3D artist and modeler Dimitris Fotiou re-located from Athens to join 3D printing specialists Arty Lobster to support its strong growth in the UK and abroad.
Dimitris, who uses technology as a medium to create art, studied sculpture at the Athens School of Fine Art and achieved his Masters in Fine Arts in Sculpture from the Wimbledon School of Arts in London.
He recently completed groundbreaking work for the Museum of Paleontology in Athens, where he 3D modeled ancient animal bones and artifacts. He is a Knowledge Expert at Shapeways, the world's leading 3D printing service, community and marketplace for which he creates beautiful and unique 3D bracelets and other jewellery.
The artist's work takes 3D tech to the limits by creating items that are truly bespoke and unique to the individual. Dimitris is recognised as an international expert on 3D art and has exhibited internationally. He has also spoken on contemporary art and Internet art at conferences around the world, as well as staged two solo shows. Since 2004, he has been a collaborator with the Web Biennial - a Biennial on the World Wide Web and since 2010 he has been a member of the organising team.
Lars Andersen, Founder and MD of Arty Lobster, says:"Dimitris is a truly exciting 3D artist who is very well-known for his ground-breaking work in the industry.
"Pet memorials represent a significant part of our customer base. As our pets are becoming members of our family, we also increasingly want a memento of them to cherish forever.
"3D printing is still in its infancy, and as the technology continues to improve and artists like Dimitris continue to push the technology to the limits of what's possible, we anticipate significant additional growth in the market."
I was delighted to speak to Dimitris about his fascinating background and his inspirations.
MC - Where did you learn to be a 3D artist?
I am self-taught. 3D printing was either unknown or inaccessible to art institutions when I was a student. Unlike today where dozens of tutorials and resources are available online, the learning curve wasn't that easy when I started in early 2008 and I had to resolve almost everything myself. Small steps each time, lots of failures, but I managed to print my first sphere in early 2009.
MC - Why is it so exciting to be a 3D artist today?
The term 3D artist consists of many subcategories of working areas such as modeling, lighting, rendering, animation, coding, where usually someone specializes and excels to one field.
I am a 3D artist specialising in 3D printing which is the next revolution after the Internet and social media.
MC - Is the UK leading the way in 3D? If so, why?
Historically, the UK has made a significant contribution and has been a pioneer in various areas such as film, music, fine arts, research and much more, so why not 3D as well?
However, I consider 3D printing more as a social good, similar to Internet access or even electricity and not as a patent limited to countries and local communities.
MC - What are the main differences about working in 3D here compared to Greece?
In technological developments, such as 3D, Greece is lagging behind in developing new technologies as well as in importing and properly exploiting technological advances being developed abroad.

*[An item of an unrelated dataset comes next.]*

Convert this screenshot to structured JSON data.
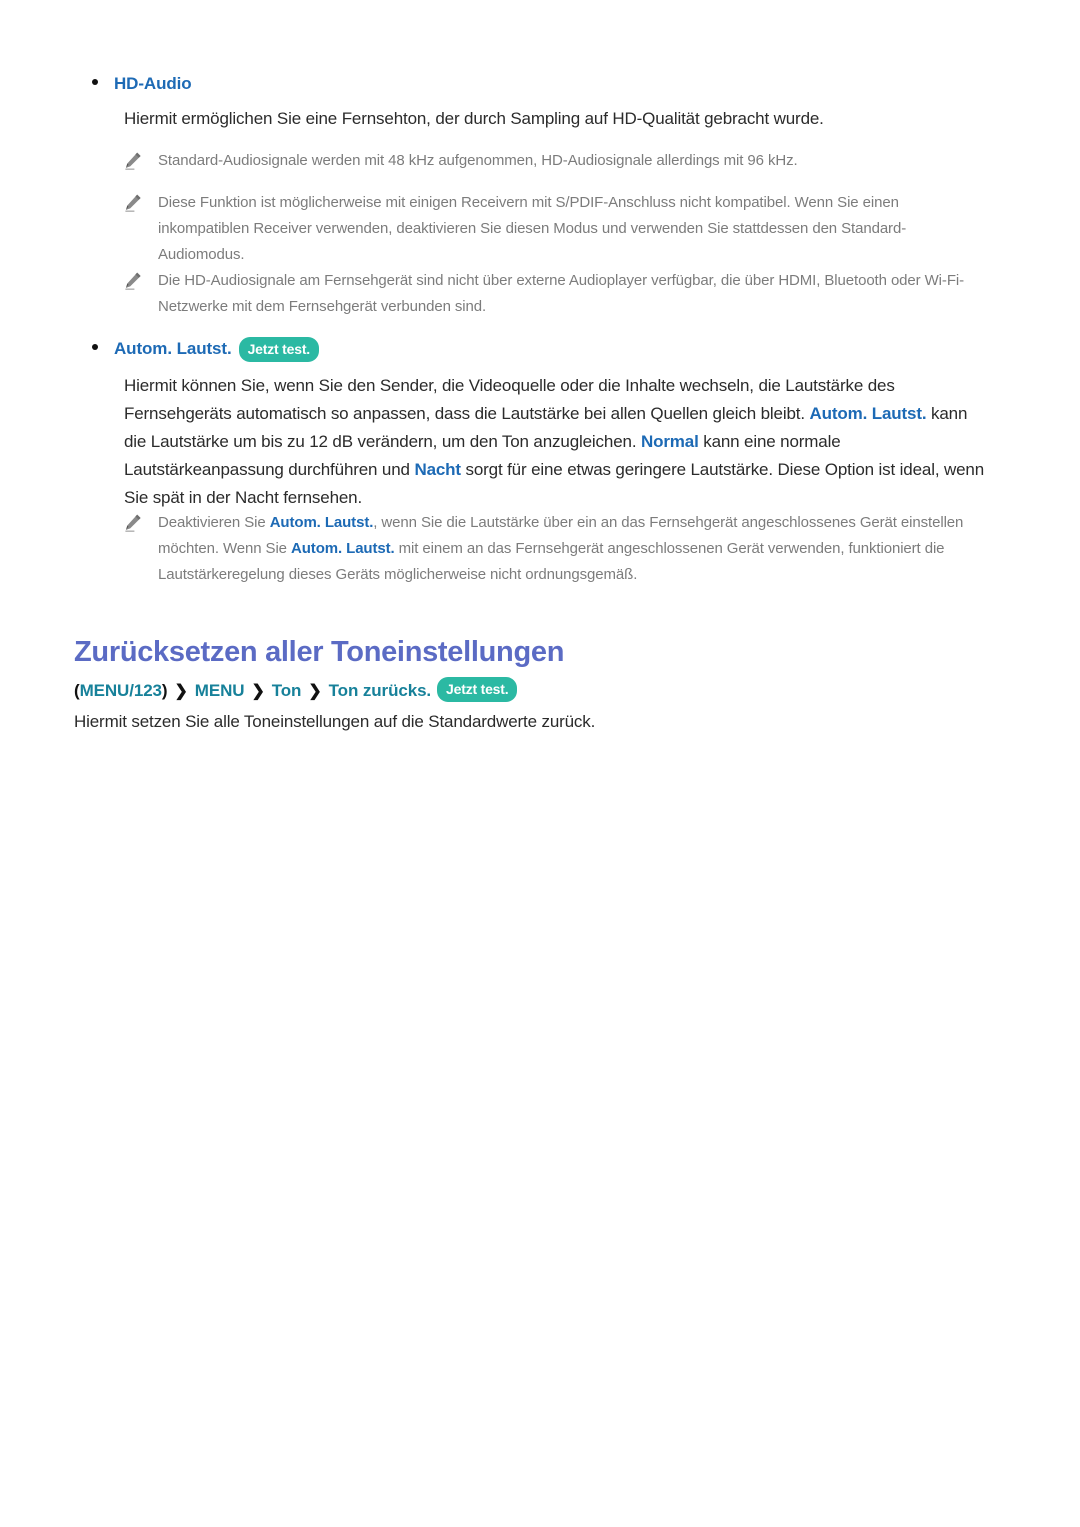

When I started working in 3D, in 2008, only a few people were aware of what 3D is and how it can be used in sculpture. Conversely, the UK is among the pioneers in emerging technologies.
MC - Why do you love what you do?
I am an artist who comes from a sculptural background and a lot of studies in the field of Fine Arts. The ability to 3D print a sculpture of any shape, perfect in terms of accuracy, with no accidental errors, only by using computer software as a tool and nothing else is a challenge for a sculptor.
MC - How do you feel about specialising in pet sculptures?
I enjoy working on pets. There are moments that I have the feeling that animals, especially our pets, are superior in their behavior in comparison to human beings. For example, I watched recently on Facebook horrible cruelties being committed by humans, such as the stoning to death of a young girl. I don't think that I will ever forget this.
MC - Are you perfecting new techniques in 3D sculpture at Arty Lobster?
Whereas 3D has mostly been used for the creation of prototypes or art, we are one of the first companies in Europe to make a consumer product using 3D printing.
MC - What are the three best things about working at Arty Lobster?
I very much enjoy the fact that I am working as a 3D printing professional for an already successful startup.
We are a nice team, in a lovely working environment, talking about interesting and inspiring topics all the time, about how we can improve and get even better, while every day is a new challenge and every pet is different and unique.
MC - What inspires you most in your work?
I seek inspiration from the world I live in, politics, the economic crisis, the Internet, mathematics, or even nature. Speaking of inspiration, I tend to avoid being only concerned with aesthetics.
MC - Where do you see the future of 3D generally?
3D now has the potential to revolutionize the way we make almost anything. 3D has already been embraced by many areas such as film, education, medicine, fine arts, architecture, engineering etc.